You can’t go anywhere in Akita Prefecture without seeing references to the demon figures known as namahage. They are immortalized as souvenirs in gift shops and dance or frighten others when they are mascots at community events. Where do they come from and what are they? You can find out at the Namahage Museum in the beautiful Oga Peninsula area of Akita.
The namahage are often thought of as demons, but in reality they are kami. This Japanese word can be translated as deities or gods. There are various reasons that try to explain the namahage origins at the museum. Some say two millennia ago an emperor from a far away land came with some ogres to pillage the towns of the peninsula. Others say foreigners, perhaps hairy Russians, were shipwrecked near the coast. One thing for certain is the kami in disguise come down from the snowy mountains each year to make their presence known. The monsters enter the households each December 31st during the late evening to scare children and wives that are thought to be too lazy or disrespectful to the man of the house. Young men perform this ritual and you can see a recreation of it at this cultural and historical center.

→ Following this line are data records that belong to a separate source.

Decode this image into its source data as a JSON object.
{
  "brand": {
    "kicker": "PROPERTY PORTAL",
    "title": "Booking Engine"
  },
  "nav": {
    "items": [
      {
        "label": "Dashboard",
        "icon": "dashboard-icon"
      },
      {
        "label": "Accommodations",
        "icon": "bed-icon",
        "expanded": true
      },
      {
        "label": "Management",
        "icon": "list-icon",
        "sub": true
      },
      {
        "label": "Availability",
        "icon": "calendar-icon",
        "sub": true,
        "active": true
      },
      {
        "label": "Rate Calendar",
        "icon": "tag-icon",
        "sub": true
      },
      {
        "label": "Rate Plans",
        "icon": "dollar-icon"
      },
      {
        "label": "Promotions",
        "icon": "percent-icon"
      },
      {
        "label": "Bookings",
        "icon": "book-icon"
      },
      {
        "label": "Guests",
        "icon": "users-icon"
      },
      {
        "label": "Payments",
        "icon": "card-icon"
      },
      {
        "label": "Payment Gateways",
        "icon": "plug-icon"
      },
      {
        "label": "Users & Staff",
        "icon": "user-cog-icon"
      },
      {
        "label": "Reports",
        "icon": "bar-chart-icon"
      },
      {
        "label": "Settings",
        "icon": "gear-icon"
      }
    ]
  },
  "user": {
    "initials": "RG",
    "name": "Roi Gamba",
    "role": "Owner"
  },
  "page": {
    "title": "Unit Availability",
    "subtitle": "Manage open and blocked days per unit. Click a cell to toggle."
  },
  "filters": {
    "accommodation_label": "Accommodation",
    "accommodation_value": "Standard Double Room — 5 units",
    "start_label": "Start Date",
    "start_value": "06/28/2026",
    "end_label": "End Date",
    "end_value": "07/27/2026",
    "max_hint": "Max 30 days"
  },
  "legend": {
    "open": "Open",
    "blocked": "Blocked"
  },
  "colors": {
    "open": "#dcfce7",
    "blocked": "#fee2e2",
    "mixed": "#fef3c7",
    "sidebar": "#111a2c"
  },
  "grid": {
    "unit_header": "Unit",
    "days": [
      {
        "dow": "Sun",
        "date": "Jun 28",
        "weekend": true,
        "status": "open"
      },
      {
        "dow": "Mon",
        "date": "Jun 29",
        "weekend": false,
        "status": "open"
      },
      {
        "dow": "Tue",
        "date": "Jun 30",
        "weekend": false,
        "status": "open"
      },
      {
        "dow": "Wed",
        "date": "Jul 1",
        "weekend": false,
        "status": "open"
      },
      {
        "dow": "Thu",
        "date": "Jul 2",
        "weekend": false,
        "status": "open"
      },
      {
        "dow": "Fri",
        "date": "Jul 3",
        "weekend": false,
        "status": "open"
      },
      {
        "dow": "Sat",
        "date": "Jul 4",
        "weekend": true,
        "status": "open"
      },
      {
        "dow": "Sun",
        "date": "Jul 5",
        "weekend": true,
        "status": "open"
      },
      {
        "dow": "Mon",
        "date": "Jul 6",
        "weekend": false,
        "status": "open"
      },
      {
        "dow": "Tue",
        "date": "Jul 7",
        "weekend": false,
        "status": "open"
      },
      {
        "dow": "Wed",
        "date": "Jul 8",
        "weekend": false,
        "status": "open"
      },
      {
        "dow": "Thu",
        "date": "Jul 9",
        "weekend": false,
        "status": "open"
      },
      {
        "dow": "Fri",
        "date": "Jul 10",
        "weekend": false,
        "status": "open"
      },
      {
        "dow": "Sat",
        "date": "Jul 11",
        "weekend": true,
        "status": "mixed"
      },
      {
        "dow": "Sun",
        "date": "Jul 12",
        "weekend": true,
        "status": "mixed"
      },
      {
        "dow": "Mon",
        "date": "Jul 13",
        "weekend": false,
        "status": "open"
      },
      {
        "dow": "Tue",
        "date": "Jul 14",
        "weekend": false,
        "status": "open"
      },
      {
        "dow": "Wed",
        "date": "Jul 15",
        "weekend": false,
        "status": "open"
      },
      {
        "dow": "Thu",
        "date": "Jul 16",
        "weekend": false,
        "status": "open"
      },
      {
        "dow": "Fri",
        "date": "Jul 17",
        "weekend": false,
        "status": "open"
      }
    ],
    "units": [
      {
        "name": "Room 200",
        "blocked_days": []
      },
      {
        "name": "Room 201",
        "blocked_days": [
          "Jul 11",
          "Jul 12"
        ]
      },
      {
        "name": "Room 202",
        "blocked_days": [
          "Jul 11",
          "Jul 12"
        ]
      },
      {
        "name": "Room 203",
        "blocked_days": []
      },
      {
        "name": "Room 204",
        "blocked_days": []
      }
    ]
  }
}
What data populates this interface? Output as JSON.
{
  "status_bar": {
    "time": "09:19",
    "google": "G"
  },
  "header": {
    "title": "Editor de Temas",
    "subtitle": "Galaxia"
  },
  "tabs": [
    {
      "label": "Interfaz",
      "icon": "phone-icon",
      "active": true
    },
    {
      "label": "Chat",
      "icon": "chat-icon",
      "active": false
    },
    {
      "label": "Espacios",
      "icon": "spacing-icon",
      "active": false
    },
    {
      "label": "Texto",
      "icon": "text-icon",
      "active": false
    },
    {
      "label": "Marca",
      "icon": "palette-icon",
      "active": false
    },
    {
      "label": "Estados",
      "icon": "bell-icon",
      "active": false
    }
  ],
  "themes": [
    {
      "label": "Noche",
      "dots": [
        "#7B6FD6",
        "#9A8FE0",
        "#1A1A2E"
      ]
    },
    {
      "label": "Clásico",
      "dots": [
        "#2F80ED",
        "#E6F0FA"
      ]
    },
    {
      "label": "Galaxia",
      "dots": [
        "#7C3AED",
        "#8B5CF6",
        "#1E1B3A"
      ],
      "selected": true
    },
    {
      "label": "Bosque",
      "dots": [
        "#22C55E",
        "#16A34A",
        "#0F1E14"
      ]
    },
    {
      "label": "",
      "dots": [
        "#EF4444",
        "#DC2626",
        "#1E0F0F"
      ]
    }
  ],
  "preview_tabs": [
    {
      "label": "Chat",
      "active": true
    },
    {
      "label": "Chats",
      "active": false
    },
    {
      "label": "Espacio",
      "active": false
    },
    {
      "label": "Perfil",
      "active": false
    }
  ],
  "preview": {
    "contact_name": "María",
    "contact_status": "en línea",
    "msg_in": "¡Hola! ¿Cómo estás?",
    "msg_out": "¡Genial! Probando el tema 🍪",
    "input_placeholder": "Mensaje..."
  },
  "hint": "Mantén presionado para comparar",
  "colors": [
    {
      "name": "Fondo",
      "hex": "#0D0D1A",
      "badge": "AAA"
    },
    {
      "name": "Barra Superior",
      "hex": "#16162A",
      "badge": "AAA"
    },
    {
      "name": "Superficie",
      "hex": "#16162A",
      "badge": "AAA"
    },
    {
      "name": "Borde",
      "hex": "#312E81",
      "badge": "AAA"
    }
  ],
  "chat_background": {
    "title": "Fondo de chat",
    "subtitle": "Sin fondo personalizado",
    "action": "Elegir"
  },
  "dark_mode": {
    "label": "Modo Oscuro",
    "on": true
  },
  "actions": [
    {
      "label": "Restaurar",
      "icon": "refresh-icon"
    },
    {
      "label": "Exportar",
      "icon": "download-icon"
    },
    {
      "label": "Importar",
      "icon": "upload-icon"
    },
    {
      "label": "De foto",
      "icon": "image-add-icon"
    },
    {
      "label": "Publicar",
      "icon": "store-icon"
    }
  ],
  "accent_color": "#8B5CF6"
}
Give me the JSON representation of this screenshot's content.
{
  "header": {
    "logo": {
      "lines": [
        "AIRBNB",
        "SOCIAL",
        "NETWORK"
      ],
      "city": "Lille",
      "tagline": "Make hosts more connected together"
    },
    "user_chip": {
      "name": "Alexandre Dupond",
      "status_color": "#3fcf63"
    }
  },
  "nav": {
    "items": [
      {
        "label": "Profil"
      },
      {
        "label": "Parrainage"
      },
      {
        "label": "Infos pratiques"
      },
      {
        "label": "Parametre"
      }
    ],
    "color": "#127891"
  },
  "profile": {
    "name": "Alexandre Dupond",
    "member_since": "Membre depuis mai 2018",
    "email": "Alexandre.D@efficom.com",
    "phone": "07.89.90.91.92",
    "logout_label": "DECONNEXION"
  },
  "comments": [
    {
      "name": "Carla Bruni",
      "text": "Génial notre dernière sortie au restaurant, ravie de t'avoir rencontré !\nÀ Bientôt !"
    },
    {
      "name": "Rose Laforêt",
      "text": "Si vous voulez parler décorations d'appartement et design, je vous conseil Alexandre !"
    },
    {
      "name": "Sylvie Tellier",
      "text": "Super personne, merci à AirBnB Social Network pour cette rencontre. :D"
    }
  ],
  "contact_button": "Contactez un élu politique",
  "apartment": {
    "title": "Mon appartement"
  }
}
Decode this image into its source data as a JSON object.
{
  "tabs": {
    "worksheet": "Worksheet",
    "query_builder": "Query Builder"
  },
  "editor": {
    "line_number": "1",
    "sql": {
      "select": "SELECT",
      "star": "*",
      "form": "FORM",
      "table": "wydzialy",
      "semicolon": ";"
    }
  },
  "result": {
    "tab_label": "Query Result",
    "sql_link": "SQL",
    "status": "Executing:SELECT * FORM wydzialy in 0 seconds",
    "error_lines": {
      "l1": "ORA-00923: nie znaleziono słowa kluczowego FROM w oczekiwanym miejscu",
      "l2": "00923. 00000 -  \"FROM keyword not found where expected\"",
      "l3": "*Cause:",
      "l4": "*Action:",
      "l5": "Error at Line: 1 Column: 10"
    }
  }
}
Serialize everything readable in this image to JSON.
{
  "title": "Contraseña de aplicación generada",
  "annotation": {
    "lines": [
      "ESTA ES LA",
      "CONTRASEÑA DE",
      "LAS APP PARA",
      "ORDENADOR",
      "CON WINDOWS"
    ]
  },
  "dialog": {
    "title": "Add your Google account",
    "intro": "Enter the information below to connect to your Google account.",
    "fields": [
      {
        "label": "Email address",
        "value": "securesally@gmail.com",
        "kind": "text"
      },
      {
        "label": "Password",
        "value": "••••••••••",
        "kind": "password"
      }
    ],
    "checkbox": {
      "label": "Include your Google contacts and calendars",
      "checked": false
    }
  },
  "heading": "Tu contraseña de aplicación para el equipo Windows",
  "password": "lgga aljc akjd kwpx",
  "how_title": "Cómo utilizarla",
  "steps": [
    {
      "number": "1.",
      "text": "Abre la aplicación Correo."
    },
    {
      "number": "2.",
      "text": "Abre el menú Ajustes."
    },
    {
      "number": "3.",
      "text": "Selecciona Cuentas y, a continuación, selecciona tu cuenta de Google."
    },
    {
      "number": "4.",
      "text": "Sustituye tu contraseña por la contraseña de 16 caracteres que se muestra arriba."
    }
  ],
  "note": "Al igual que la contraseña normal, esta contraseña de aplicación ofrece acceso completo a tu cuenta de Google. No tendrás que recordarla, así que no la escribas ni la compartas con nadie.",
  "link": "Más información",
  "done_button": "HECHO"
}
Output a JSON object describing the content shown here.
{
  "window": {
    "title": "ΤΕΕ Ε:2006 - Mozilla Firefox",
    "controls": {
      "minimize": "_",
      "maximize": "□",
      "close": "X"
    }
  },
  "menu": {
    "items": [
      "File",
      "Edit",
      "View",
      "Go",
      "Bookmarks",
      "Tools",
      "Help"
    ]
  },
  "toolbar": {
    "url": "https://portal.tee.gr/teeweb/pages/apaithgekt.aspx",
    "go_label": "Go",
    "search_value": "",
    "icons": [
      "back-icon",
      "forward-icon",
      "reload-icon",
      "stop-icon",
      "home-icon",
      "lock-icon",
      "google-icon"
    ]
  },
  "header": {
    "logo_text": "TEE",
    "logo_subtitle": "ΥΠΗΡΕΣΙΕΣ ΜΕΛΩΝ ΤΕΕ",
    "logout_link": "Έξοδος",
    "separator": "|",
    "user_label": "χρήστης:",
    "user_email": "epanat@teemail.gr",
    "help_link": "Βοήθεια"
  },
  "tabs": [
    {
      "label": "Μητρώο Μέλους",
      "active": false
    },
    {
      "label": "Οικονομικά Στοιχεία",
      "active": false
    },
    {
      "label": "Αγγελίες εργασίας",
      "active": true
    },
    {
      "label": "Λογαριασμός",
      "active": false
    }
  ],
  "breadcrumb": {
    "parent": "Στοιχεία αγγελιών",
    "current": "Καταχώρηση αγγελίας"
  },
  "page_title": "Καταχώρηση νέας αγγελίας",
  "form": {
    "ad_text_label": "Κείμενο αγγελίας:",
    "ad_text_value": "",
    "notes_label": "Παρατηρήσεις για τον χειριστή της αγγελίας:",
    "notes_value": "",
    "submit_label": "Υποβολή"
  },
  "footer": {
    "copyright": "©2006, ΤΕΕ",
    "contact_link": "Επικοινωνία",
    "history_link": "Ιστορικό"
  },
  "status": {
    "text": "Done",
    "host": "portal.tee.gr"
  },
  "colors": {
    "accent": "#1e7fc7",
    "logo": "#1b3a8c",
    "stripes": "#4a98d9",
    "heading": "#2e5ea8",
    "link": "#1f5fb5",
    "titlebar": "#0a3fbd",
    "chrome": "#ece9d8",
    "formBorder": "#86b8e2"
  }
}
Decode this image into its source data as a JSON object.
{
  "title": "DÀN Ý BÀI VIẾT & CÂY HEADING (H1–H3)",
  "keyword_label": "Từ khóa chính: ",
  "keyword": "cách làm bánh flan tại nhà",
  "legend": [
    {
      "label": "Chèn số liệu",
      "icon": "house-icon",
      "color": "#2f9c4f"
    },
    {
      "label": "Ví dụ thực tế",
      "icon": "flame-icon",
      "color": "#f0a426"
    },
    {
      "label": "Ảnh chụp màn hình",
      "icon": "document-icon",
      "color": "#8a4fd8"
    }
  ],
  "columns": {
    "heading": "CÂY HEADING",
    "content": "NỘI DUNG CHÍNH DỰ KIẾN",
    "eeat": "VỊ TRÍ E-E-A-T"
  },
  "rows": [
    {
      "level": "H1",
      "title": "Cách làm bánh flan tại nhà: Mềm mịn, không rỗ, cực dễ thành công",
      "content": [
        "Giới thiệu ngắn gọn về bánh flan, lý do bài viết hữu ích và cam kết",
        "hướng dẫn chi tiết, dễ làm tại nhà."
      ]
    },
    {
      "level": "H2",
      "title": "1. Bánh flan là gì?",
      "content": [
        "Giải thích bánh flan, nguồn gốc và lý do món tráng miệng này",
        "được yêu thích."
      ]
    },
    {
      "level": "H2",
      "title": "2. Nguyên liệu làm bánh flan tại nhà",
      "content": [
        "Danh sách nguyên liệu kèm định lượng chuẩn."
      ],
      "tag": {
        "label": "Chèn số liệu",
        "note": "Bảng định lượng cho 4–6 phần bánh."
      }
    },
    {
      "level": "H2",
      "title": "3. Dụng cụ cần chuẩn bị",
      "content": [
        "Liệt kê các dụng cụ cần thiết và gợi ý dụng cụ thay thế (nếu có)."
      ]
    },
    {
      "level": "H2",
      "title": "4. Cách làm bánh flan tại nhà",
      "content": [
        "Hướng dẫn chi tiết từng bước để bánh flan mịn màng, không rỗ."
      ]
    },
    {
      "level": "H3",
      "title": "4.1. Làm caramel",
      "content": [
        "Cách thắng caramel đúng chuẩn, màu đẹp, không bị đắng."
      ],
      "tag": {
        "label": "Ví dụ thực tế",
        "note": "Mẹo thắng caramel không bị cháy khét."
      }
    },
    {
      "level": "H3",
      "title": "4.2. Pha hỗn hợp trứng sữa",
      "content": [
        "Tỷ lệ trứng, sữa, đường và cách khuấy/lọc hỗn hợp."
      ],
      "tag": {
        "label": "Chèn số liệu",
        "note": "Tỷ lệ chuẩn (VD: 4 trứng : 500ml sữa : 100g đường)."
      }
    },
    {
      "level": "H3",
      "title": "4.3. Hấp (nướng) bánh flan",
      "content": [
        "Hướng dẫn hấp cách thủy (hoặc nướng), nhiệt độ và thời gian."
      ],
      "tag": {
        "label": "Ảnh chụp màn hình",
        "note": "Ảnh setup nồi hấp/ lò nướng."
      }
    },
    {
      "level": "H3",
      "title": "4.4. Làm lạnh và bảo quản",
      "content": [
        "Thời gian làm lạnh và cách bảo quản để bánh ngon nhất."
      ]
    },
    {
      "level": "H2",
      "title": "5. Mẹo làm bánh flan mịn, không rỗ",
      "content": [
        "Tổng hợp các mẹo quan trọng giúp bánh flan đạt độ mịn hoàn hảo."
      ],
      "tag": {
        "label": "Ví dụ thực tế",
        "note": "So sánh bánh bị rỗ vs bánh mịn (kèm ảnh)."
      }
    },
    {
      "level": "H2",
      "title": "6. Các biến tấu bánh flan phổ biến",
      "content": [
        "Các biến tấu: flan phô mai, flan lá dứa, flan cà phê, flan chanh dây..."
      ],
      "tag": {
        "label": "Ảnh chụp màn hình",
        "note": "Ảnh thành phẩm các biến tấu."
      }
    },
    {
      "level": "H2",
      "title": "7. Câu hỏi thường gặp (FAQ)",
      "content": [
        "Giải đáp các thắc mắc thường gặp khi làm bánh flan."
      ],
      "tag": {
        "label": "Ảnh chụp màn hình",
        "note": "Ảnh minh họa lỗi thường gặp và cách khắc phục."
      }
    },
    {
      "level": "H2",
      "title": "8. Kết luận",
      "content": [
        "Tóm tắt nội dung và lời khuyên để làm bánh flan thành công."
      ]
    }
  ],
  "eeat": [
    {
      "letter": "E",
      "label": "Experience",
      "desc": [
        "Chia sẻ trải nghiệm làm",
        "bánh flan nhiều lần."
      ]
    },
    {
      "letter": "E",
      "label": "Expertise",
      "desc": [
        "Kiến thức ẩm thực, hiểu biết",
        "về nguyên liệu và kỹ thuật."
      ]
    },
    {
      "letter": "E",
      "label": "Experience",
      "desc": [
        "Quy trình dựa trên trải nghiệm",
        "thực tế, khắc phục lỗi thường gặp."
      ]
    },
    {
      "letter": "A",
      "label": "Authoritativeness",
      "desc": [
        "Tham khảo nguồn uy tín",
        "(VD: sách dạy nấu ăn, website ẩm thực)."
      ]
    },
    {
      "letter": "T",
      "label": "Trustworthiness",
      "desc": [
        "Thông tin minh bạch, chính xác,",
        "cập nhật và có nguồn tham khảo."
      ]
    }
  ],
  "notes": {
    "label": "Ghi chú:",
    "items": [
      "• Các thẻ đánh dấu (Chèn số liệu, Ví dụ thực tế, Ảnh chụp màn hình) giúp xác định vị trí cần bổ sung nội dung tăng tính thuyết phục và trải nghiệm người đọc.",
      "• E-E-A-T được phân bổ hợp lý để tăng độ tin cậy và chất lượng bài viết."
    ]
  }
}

Oga’s Namahage Museum is divided into two buildings. The first covers the history and namahage’s role into today’s society. There are pictures of the surrounding area, information about the demon tools of torture and clothing, displays of over 60 life-size namahage models and a free photo area to dress up as a namahage. My favorite activity was watching the documentary of namahage history and of scenes of the demons scaring away bad spirits, energy, and children from the household. Some restaurants in Akita have a Namahage theme as well.
The adjacent building requires a separate entrance fee, but you should definitely check it out. Several times a day the Shinzan Folklore Museum, part of the Namahage Museum, puts on performances. Local actors reenact demons bursting through the front door and scare the audience. After much yelling and stamping around, the father of the house offers saké, food, and promises that we will all behave. The demons remind the parents in the crowd that if their children are misbehaving, three claps will bring the demons down from their mountain home. They leave the house, but they’ll be back next New Year’s.